山吹 善彦 yoshihiko yamabuki

えむびぃえ−奇譚-最終 

ゑむびぃえ−奇譚-最終

 5月に受けられなかった試験がやっと終了し、けっこう長かったストレスからは開放されようとしています。まだ修士論文を仕上げないといけないという別の課題は残っていますが、これは日本での調査などを経て、ある程度きちんとまとめたいと思っています-もう少し時間がかかりそうです・・・。

最後の旅行
 7月の末には、友人(フランス人とカナダ人のカップル)の結婚式参加のため北フランスまでいってきました。新郎については2年前からの知り合いの若いフランス人。1年目は同じグループで喧々諤々っていました。新婦は去年から1年コースのMBAに参加。ほぼ完璧なプレゼンテーションを一緒にやった仲でした。
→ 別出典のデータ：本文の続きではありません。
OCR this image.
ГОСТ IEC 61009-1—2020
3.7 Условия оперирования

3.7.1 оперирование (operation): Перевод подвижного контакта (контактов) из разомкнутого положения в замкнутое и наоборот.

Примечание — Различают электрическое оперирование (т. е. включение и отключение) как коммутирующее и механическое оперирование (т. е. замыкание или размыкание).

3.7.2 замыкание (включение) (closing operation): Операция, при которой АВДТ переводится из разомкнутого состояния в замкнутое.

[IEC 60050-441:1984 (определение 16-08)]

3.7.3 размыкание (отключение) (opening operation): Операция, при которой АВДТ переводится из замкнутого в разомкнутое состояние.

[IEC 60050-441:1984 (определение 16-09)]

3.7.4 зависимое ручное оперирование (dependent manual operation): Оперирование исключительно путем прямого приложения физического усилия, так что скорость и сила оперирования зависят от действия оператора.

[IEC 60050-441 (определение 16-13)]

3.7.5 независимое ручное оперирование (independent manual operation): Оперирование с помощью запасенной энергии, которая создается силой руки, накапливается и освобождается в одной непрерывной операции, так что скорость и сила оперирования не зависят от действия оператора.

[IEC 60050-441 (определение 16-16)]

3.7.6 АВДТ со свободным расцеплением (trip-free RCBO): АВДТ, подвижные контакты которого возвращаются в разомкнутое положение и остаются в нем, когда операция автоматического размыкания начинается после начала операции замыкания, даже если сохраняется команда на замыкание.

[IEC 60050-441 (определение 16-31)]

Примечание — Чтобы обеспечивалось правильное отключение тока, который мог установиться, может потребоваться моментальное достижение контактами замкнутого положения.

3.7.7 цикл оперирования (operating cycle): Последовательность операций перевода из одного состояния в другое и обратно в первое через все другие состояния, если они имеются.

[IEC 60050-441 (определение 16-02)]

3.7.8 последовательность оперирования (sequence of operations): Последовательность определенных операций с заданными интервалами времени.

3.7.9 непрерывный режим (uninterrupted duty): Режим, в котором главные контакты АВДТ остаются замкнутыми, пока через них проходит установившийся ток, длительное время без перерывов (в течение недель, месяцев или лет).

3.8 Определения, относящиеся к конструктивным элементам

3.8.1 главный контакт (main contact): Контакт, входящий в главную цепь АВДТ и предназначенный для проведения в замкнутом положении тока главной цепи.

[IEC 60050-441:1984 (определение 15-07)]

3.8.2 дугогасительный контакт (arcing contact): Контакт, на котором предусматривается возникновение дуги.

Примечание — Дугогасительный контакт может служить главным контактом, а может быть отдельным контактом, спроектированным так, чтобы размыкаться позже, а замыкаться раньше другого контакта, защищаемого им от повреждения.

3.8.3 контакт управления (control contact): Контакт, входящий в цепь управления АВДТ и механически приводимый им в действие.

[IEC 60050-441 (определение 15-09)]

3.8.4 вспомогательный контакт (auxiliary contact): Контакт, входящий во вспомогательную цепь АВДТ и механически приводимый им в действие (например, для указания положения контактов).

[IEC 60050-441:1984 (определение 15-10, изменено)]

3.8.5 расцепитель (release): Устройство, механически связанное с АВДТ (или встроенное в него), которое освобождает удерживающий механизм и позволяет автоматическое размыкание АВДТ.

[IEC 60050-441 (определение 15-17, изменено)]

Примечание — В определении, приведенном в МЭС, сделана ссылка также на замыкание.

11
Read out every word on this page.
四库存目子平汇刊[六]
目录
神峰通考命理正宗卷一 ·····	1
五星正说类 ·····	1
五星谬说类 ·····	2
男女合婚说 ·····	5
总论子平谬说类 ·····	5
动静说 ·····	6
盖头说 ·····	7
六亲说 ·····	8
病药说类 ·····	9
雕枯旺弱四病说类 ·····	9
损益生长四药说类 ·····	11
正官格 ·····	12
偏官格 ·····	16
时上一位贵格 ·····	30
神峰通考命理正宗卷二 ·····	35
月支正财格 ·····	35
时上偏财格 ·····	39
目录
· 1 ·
 午後に市役所に書類を届け、教会での結婚式。英語とフランス語の混じったなかなかユニークなスピーチも、厳粛だけれどもどこか和やかな雰囲気をかもしだしていました。披露宴は、地元の公民館のような会場で、生バンドが演奏するなか、素晴しいワインや珍しいチーズも含め十何品かのご馳走で構成された「食事」が中心的な役割を果たします。一品ごとの合間に1時間ぐらいのダンスタイムがあり、ひとつ食べては踊り、踊り終わったら次のメニューへと・・・結局夜の8時くらいから朝方3時まで宴は続きました。

 ベルギー・フランダースでは、ネロほどは感動できなかったまでも、ルーベンスの絵画を鑑賞、ブリュッセルの町並みを駆け足で楽しみました。ルクセンブルグでは、その不思議な地形と、それ故なのか、どうも根無し草的な文化状況について垣間見させてもらいました。2泊3日の旅という事で、あいかわらずの慌しさではありましたが、メインの結婚式については十分堪能させてもらいました。

 この旅行を最後に、鉄道のレールが熱で曲がってしまうという理由で電車がキャンセルされてしまうような暑さ(日本に比べればかわいいもの・・・)のなか、いそいそと試験勉強をやっていました。

これから
 今後については、色々考え、多少動いてみた(アプライ・紹介など)あげく、日本に帰ることに決めました。もう少しビジネスに繋がったネットワークづくりをしたいということで、イギリス滞在を希望していたのですが、ふと振り返ると、それにしてもいったい自分が何をやりたいのか?について、実はよく分かっていないということに気づきました。

 自分の専門性・やっていることに確信がない状態で、ネットワークもなにもあったものではありません。むしろ、日本である程度の実績をあげ、その成果をもって海外を廻った方が、接する時間は短いかもしれませんが、密度の濃いネットワークを作れる可能性があるはずです。

 選択肢を準備するのは上手いので、投資(SRIやCSR)に関連する事業、美術あるいは独立行政法人下でのマネジメント(評価基準の設定)、環境関連の事業(バイオマス・林業)、起業、などなど関心があることは簡単にあげることができます。しかし、それらをどうやって関連づけ、展開していくのか。将来的に、広島の過疎地をベースとしていったい何が実現していけるのかについては、まだまだ白紙状態です。とにかく、どこかから取り掛かり、一つずつ整理していく必要があるのですが、そのはじめの一歩がまだ踏み出せていません。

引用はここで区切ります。